Wednesday we went to the Finca (farm) up the mountain in Charagre with Michael´s dad Miguel and his friend who we call the Dominican. It was absolutely breathtaking up there. We were in the jungle no doubt about it. First we went to visit Michael´s great grandmother. There we sucked the juice out of oranges that taste more like very sweet lemons while relaxing on the front porch. Miguel told riddles that I could only 1/2 way understand. Then we went to Michael´s familys farm, which is connected to his grandfather´s. There the guys cut down oranges to bring home, while we helped pick starfruit, guanabanas, and wild cacao. We broke the cacao open and ate it. If you´ve never eaten a cacao its an interesting thing. You break it open and suck the gooey flesh off of the big podlike seeds. Its sweet and a little bitter, and stange at first, but quite delicious and addictive, and NOTHING like chocolate. You get chocolate once you dry the seeds, roast them, and grind them. Yummo. We also drank agua de pipa (young coconut water) and ate the flesh out, as well as some organic bananas, and some disgusting thing called a pifa that neither Lindsay nor I could stomach, but locals love! Then last night we went out and played a couple of games of pool at a pool hall and bar with A/C and a Jamaican owner who likes to buy us beer.
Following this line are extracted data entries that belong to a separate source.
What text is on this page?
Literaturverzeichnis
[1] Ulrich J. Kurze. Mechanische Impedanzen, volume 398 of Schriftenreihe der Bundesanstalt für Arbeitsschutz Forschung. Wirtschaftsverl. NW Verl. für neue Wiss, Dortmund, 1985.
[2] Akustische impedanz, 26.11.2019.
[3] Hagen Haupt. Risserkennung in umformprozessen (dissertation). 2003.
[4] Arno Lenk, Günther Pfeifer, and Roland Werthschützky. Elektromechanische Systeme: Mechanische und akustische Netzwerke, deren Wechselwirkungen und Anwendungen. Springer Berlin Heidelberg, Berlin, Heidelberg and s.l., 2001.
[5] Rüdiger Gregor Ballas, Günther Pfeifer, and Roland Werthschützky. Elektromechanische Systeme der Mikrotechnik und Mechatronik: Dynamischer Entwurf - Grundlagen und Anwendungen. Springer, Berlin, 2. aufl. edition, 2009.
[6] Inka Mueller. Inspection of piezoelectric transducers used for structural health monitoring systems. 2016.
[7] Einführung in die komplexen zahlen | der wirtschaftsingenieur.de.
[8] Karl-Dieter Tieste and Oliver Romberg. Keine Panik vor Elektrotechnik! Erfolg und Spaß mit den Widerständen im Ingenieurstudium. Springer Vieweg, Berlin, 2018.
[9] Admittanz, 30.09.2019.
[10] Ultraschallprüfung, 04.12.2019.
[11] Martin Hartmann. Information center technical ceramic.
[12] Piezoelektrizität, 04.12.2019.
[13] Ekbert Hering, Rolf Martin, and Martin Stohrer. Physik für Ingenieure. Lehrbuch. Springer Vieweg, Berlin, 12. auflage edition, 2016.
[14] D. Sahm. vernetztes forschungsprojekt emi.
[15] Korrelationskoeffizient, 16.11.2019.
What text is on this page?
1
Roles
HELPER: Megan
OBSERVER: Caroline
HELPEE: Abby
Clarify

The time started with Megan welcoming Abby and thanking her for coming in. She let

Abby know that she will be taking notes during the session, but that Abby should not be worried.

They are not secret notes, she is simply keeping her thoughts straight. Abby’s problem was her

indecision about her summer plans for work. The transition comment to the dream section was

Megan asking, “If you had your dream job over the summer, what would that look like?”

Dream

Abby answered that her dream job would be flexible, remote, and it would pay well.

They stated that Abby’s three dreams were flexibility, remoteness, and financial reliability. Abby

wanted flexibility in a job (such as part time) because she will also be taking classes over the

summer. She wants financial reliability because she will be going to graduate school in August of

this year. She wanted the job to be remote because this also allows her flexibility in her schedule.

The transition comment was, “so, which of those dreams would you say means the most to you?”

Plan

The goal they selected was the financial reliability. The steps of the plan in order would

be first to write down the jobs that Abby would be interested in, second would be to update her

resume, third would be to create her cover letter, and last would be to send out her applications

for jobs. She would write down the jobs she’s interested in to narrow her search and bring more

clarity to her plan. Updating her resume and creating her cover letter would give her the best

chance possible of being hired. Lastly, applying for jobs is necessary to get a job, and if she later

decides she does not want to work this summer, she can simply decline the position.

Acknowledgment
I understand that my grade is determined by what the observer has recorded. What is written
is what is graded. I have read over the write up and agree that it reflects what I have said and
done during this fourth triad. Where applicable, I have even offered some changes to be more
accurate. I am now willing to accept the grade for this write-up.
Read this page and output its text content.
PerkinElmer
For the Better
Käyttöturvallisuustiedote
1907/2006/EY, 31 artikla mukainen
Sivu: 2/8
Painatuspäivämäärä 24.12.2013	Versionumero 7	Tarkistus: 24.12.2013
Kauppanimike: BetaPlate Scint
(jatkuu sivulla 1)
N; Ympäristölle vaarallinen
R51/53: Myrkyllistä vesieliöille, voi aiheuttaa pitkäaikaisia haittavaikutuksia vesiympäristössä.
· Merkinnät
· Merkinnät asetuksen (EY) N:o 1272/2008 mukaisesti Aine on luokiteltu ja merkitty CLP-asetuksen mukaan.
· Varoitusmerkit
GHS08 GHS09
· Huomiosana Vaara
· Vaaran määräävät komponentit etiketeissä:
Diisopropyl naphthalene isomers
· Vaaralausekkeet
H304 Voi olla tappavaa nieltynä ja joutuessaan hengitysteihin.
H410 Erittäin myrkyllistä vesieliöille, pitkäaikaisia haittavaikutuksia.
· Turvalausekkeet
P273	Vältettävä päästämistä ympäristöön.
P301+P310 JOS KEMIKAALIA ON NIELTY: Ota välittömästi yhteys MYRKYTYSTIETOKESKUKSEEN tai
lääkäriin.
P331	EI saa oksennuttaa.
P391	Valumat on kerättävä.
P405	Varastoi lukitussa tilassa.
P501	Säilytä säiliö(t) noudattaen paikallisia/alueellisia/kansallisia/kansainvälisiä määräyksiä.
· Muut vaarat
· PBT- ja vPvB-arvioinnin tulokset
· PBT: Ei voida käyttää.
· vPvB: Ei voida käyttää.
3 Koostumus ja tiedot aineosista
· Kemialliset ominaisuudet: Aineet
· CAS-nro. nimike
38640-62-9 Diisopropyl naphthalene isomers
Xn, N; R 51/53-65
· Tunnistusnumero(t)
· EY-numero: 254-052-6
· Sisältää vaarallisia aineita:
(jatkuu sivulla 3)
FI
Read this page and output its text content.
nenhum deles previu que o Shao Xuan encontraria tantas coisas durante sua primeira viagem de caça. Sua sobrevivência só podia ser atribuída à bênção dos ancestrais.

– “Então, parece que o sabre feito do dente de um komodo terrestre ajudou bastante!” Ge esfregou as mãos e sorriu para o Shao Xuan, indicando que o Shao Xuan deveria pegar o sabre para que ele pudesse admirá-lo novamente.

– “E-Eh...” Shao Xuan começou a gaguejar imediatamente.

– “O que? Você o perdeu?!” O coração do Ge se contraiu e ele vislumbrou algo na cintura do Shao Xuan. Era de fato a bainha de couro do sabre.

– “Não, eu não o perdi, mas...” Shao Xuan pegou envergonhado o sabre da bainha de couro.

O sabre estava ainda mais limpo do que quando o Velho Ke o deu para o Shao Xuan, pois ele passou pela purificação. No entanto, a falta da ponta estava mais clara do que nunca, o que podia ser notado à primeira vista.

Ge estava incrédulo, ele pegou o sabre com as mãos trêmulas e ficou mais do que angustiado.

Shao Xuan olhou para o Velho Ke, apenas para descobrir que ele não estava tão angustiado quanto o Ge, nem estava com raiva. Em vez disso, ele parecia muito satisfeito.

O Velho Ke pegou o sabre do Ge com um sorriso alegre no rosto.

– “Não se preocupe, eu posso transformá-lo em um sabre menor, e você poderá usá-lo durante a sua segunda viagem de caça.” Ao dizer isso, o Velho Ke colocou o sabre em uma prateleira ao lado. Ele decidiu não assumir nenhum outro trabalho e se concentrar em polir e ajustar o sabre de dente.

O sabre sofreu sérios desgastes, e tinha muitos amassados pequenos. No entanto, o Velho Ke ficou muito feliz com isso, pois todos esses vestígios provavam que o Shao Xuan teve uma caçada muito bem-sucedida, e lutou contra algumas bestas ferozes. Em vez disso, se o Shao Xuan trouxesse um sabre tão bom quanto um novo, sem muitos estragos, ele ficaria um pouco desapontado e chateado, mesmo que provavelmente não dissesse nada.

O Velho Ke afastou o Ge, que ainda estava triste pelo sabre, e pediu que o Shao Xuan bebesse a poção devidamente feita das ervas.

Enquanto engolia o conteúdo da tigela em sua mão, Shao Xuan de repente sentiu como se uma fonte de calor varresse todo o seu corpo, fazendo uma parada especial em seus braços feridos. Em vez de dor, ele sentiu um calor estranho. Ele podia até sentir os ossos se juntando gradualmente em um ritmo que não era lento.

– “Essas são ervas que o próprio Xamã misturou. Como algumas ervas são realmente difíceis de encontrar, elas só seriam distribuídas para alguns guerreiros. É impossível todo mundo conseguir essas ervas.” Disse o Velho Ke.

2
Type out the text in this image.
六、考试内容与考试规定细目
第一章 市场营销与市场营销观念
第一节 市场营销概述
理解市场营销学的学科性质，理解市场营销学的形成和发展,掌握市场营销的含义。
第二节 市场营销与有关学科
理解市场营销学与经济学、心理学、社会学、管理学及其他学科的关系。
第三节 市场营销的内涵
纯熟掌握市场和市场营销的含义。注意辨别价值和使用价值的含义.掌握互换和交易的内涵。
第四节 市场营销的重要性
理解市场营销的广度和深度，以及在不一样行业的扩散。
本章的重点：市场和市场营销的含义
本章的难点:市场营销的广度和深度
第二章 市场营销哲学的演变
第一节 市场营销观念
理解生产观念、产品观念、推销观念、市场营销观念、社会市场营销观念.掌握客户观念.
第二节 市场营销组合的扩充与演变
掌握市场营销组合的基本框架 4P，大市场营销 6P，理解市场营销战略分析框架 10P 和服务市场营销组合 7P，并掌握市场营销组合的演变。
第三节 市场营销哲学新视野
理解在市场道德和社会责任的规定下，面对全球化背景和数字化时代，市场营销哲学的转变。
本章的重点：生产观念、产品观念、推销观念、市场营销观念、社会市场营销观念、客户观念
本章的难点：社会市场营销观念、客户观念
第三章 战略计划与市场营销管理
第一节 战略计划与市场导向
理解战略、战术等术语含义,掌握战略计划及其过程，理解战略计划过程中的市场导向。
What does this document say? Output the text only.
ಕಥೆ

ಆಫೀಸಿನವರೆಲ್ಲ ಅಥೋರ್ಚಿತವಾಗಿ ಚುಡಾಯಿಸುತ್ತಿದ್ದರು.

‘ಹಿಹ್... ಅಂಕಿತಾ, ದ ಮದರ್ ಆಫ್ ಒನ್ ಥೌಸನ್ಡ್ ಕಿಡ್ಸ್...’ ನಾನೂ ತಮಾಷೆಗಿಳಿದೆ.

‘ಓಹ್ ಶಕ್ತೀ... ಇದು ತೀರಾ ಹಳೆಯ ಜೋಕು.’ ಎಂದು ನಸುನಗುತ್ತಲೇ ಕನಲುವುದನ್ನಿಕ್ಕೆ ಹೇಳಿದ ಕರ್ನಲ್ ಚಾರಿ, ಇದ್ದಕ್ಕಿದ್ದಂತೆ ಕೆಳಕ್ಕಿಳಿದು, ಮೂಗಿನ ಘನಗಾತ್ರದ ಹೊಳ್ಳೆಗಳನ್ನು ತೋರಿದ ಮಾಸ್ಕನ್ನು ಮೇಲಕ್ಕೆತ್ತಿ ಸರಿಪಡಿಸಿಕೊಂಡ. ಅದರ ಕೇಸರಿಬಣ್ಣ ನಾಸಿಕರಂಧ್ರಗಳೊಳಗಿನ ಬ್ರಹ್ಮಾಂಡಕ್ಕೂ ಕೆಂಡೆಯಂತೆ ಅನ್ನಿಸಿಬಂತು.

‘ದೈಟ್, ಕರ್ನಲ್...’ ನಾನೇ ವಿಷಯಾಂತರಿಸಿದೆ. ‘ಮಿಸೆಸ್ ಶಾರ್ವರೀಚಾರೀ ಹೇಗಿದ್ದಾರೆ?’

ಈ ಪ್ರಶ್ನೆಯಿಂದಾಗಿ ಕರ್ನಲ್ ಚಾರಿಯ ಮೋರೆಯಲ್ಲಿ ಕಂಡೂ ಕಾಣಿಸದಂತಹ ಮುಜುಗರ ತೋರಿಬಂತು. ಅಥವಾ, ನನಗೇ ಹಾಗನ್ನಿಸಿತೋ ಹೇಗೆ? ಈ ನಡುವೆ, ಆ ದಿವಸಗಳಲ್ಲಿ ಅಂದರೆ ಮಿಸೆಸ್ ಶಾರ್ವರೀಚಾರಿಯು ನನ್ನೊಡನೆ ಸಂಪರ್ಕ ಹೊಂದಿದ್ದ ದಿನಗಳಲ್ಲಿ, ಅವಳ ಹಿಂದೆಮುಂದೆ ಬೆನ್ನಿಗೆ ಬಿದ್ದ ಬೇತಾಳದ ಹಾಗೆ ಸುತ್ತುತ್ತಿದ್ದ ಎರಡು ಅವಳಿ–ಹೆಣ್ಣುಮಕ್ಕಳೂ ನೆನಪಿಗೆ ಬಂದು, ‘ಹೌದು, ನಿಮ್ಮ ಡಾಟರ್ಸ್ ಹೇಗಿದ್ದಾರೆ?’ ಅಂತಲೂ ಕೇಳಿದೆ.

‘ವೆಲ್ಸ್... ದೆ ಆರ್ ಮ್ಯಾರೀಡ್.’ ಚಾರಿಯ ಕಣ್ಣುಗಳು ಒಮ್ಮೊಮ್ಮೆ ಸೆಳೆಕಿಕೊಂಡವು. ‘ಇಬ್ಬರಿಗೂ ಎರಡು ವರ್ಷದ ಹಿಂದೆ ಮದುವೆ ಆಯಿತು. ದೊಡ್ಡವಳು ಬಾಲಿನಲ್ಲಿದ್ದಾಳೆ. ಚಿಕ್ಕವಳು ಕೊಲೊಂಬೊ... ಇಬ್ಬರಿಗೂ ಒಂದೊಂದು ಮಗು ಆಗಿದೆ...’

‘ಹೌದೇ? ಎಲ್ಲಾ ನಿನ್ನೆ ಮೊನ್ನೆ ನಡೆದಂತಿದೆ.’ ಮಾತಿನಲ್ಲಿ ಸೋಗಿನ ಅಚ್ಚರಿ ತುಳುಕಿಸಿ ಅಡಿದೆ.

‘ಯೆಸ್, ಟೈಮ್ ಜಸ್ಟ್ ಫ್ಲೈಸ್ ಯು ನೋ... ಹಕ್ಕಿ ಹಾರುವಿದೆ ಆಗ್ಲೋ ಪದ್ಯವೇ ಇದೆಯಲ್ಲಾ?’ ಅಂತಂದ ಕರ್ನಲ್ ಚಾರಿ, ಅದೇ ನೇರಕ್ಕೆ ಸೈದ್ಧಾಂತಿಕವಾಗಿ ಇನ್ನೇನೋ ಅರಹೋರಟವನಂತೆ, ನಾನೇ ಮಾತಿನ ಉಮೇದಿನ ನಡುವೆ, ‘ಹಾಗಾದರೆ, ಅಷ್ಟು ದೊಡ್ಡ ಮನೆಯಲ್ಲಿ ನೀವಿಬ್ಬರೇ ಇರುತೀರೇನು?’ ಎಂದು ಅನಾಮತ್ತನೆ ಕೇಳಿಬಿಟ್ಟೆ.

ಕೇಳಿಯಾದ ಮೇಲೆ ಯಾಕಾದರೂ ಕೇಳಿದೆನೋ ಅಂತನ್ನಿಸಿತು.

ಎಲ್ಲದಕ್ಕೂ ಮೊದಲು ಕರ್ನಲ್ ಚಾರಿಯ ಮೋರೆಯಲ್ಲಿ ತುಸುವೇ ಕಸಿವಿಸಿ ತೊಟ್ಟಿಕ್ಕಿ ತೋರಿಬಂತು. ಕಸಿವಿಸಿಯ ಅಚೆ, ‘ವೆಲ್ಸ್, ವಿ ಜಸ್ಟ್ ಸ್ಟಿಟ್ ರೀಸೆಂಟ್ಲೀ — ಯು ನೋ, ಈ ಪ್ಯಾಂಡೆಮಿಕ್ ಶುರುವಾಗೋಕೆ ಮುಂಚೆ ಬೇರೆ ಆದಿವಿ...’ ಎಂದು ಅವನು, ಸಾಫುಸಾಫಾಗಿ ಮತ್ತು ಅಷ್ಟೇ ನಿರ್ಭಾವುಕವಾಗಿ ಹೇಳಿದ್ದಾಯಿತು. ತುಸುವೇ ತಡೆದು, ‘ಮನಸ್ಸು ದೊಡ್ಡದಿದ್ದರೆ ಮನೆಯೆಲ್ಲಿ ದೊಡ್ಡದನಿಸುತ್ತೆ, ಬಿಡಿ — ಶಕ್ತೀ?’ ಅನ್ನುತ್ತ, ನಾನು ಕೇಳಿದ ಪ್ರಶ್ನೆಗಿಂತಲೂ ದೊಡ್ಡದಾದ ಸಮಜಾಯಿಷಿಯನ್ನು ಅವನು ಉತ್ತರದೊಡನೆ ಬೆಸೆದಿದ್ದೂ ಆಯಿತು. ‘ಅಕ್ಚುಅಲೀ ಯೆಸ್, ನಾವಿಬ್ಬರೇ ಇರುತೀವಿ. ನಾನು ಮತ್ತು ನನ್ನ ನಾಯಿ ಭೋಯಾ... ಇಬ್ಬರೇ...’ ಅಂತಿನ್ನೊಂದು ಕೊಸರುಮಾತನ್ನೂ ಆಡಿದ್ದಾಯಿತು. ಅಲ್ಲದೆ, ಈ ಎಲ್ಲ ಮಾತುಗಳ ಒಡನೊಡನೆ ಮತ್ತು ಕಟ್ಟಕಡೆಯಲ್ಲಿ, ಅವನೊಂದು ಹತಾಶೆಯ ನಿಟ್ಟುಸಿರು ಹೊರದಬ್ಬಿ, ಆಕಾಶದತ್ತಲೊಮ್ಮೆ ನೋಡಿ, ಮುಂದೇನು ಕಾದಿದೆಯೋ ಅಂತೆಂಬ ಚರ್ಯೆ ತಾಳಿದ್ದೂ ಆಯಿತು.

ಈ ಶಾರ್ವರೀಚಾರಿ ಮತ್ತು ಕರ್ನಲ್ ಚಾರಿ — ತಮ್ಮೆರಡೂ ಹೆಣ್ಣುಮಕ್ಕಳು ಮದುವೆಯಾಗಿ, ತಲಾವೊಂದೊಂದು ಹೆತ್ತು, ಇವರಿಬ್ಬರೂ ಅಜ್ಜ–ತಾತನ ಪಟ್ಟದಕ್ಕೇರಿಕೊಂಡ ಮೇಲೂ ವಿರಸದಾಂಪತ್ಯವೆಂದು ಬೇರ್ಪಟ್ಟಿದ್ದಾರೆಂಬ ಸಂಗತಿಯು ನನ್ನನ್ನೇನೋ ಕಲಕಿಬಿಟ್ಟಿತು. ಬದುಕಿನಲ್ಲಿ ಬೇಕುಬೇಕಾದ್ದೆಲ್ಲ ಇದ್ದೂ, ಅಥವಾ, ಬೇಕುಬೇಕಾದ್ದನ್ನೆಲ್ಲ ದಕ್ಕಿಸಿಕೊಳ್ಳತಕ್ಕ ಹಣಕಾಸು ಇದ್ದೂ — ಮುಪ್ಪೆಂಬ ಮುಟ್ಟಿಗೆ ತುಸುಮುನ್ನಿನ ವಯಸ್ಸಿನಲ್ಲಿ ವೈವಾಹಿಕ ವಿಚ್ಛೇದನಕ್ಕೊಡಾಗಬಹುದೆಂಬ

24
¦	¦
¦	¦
Today we went with Michael´s mother to visit a women who she used to work with. She was bringing her food, because the woman is very poor, and has 8 children, no husband, and no way to support them. To get to her house we first drove some distance outside of Changuinola. We parked at a pullout and them walked down the road before we turned off onto a cement pathway. We walked some ways down this pathway, passing little shacks on stilts, with no sign of electricity or water. The further we walked, the cement path turned to a dirt path, which was now a mud path as a result of torrential downpour last night. We arrived at a small creek which she explained to us, was overflowing when the rain was constant, and we crossed over it by way of a narrow metal pole. I felt like a was in a circus balancing act. Once we crossed there it was just a bit futher, and we came to a group of even sadder looking casitas. With the help of a young boy we found the right place, and there we met the woman and her children. They were so sweet, shy at first, except one extraordinarily curageous boy who looked at us with shocked eyes and commented on our height. He was about 4 I would say. There was another boy, younger than this one, and also, a baby girl, just about 6 months. They were so excited about the food, and Michael´s Mom, Marina, handed them out chocolates to eat. She explained to me in Spanish, which I then explained to Lindsay in English, anout this woman´s situation. How she couldn´t work because she had to take care of her kids. The kids slept in hammocks outside made out of a plastic rope. The kitchen was outside, just a little propane stove. The house was nothing more than a one room shack with leaks where she, and a few more children slept. It was incredible to meet them, to see these houses that I´ve seen so many times, up close and personal. We didnt stay too long, just enough to play with the niños a bit, and then we were off again, back up the path. I think I will always remember this family.
Tomorrow we´re off to Costa Rica. One day in Puerto Viejo, one day in Cahuita, and then a week in San Jose in the time-share. Off to the next part of the trip! Salud!